Paul Nantulya is a research associate at the Africa Center for Strategic Studies.

The views expressed in this article are those of the author and do not necessarily reflect the policies of the Africa Center for Strategic Studies or the U.S. government.


The following appendix contains a sampling of Chinese security contractors active in Africa, and includes information on their deployments and activities.

The Hua Xin Zhong An Group was founded by PLA veterans in 2004. Since 2011, it has deployed armed guards aboard Chinese shipping fleets sailing through African waters in support of the PLA Navy’s antipiracy operations. As discussed in the paper, it is one of the few security firms permitted by the Chinese government to carry weapons abroad.

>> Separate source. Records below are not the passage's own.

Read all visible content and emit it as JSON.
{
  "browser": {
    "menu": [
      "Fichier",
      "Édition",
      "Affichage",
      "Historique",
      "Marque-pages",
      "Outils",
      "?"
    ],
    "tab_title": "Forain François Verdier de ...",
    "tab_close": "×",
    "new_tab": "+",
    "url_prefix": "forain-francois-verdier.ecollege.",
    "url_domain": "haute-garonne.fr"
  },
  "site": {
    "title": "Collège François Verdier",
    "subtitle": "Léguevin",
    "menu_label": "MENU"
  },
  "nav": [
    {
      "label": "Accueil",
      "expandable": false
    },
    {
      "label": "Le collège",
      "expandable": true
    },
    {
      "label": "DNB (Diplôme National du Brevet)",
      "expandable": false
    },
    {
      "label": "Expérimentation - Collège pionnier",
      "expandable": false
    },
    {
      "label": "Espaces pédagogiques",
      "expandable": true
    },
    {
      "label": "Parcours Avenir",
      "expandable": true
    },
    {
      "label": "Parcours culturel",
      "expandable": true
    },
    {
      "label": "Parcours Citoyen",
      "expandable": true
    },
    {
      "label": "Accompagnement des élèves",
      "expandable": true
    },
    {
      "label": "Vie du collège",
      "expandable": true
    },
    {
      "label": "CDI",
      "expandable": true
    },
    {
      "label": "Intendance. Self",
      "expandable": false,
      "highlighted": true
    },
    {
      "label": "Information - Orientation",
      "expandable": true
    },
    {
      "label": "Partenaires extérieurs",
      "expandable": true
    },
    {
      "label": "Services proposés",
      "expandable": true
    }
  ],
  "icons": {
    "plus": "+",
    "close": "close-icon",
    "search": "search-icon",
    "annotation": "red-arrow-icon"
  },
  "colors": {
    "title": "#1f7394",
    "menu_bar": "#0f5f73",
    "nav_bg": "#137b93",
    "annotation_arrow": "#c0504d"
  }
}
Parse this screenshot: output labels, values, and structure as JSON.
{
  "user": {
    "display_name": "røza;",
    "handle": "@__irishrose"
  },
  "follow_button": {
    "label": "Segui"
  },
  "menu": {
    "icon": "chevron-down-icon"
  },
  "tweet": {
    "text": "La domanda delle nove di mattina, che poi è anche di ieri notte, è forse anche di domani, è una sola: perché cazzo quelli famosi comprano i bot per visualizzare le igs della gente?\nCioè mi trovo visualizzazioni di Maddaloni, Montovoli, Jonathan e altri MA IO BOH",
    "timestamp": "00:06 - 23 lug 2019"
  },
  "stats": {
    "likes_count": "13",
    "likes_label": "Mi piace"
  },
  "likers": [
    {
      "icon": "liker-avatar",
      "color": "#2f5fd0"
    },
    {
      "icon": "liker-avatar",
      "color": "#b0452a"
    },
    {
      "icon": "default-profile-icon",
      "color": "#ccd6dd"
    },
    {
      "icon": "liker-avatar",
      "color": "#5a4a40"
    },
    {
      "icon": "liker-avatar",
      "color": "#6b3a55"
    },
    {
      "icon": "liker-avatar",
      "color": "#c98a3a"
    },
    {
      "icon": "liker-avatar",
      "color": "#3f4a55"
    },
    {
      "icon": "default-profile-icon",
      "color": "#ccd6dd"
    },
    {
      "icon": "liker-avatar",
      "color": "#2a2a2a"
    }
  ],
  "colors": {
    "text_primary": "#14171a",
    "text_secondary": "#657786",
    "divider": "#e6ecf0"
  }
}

Notably, it also has a near-monopoly on providing onboard armed security for China Shipping Container Lines (CHCL) and the China Ocean Shipping Company (COSCO), two of the world’s largest shipping operators, which are also escorted by PLA Navy vessels in the Gulf of Guinea and the Gulf of Aden. COSCO provides the logistical backbone for China’s naval operations in these maritime domains, underscoring the linkages between China’s SOEs, security contractors, and armed forces. On dry land, Hua Xin Zhong An operates like most of its peers by providing protection for important individuals, security consulting, and risk assessments for its clients. It also supplies advanced security technologies for surveillance and early warning capabilities. Its website states that its core business model is to “reduce our dependence on labor” and “use . . . technology and tools to make our service more effective.”

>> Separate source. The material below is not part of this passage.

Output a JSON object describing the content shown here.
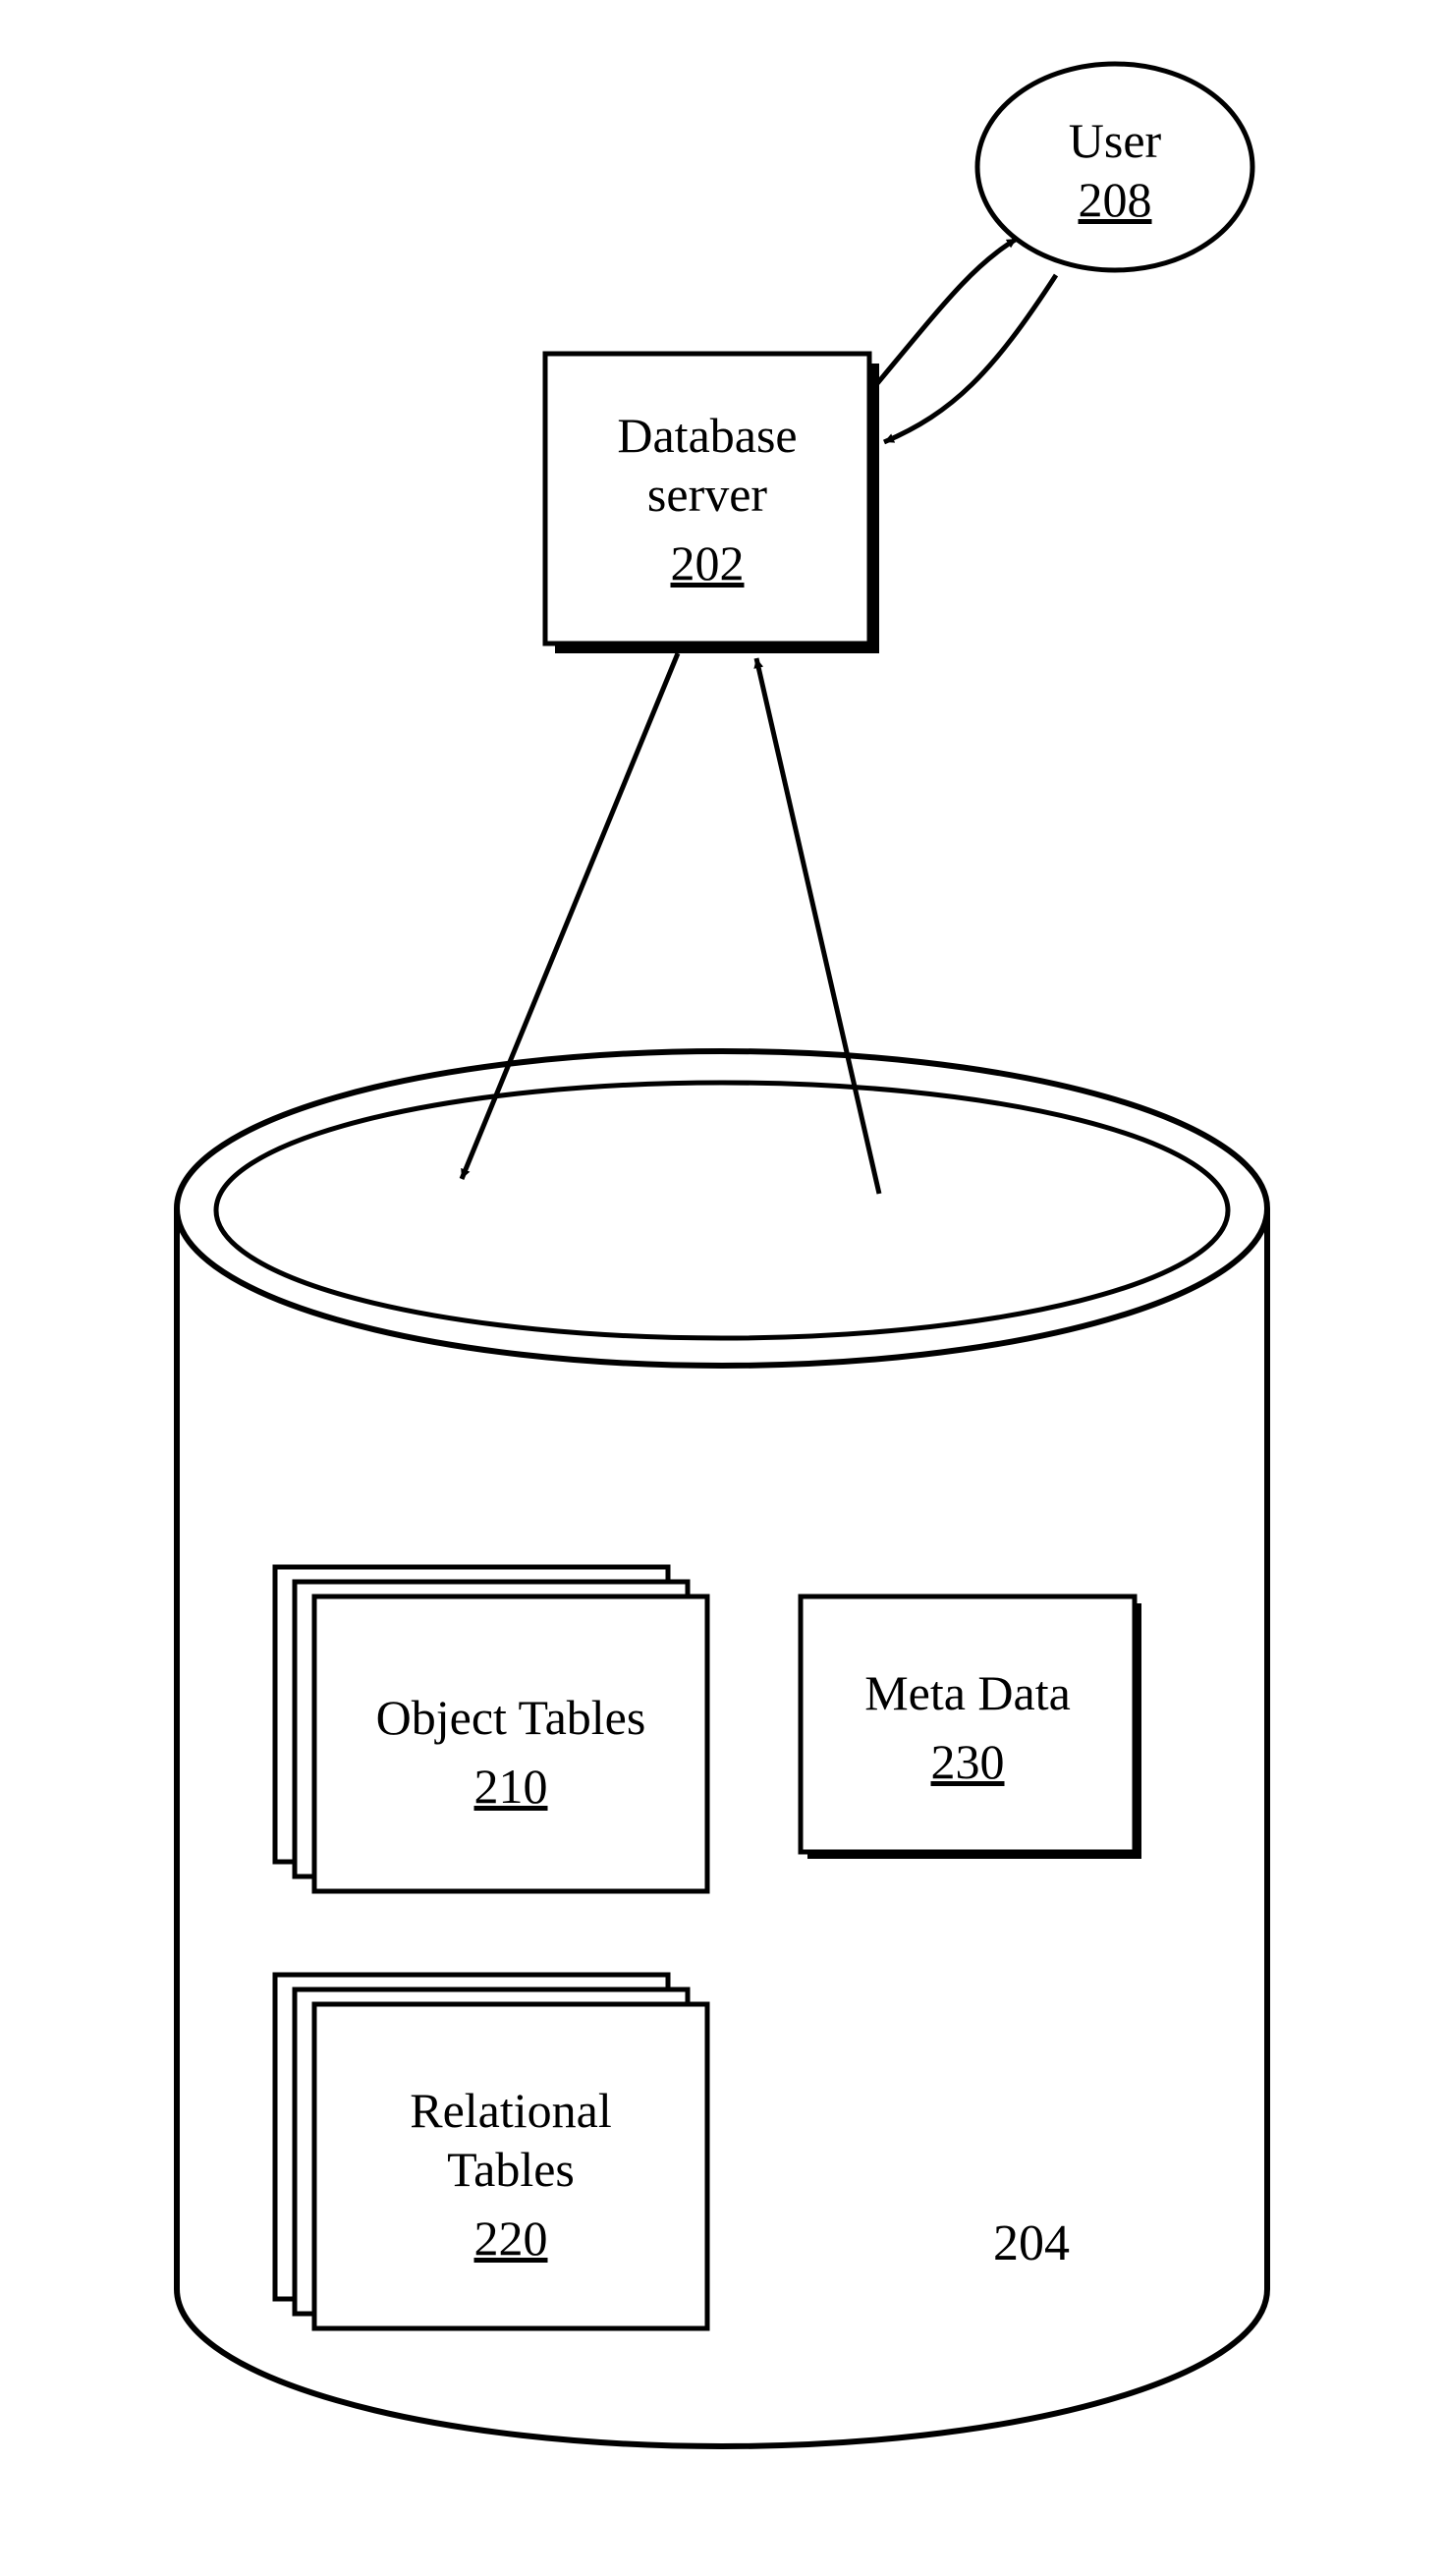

Another ICOCA-certified firm, the China Security and Technology Group, also provides maritime escorts known as Sea Dragons. It notes in its Mandarin listing that it recruits from China’s naval special forces brigade and that its Sea Dragons also participate in the PLA Navy’s escort missions in the Gulf of Aden and the Gulf of Guinea. The firm was registered in 1994 by demobilized PLA officers and initially focused on serving domestic clients involved in construction projects. It employs over 30,000 personnel and was projected to be operating in around thirty countries worldwide by 2020, according to its English listing. (The 30,000 figure includes staff in China.) Its CEO, Tang Feng, describes it as a “Going Out” force that supports “the great strategic initiative ‘Belt and Road,’” a claim that firmly positions it to help advance Chinese national security and foreign policy objectives.

The China Security and Technology Group’s African operations are coordinated from Algeria, Angola, Mozambique, and Kenya, according to its website. Its main clients are Chinese shipping fleets and SOEs, as well as Chinese diplomatic facilities including embassies in Sri Lanka and Mozambique. Its maritime navigation service runs on Beidou, a Chinese global positioning system that Beijing supplies to its BRI partners. Its website also markets other activities including risk management, security equipment, security patrols, intelligence analysis, and the designing of security plans.

Another firm called the Zhongjun Junhong Security Service has a Sea Guard branch that protects Chinese ships transiting the Gulf of Guinea to the Sulu Sea in the Philippines. Its overseas security personnel are exclusively former officers of China’s special forces, marines, and amphibious forces, according to its English company profile. Zhongjun also supports Chinese fleets and SOEs by providing offshore armed guards for logistics protection, port security, training of maritime guards, and consulting on antipiracy measures.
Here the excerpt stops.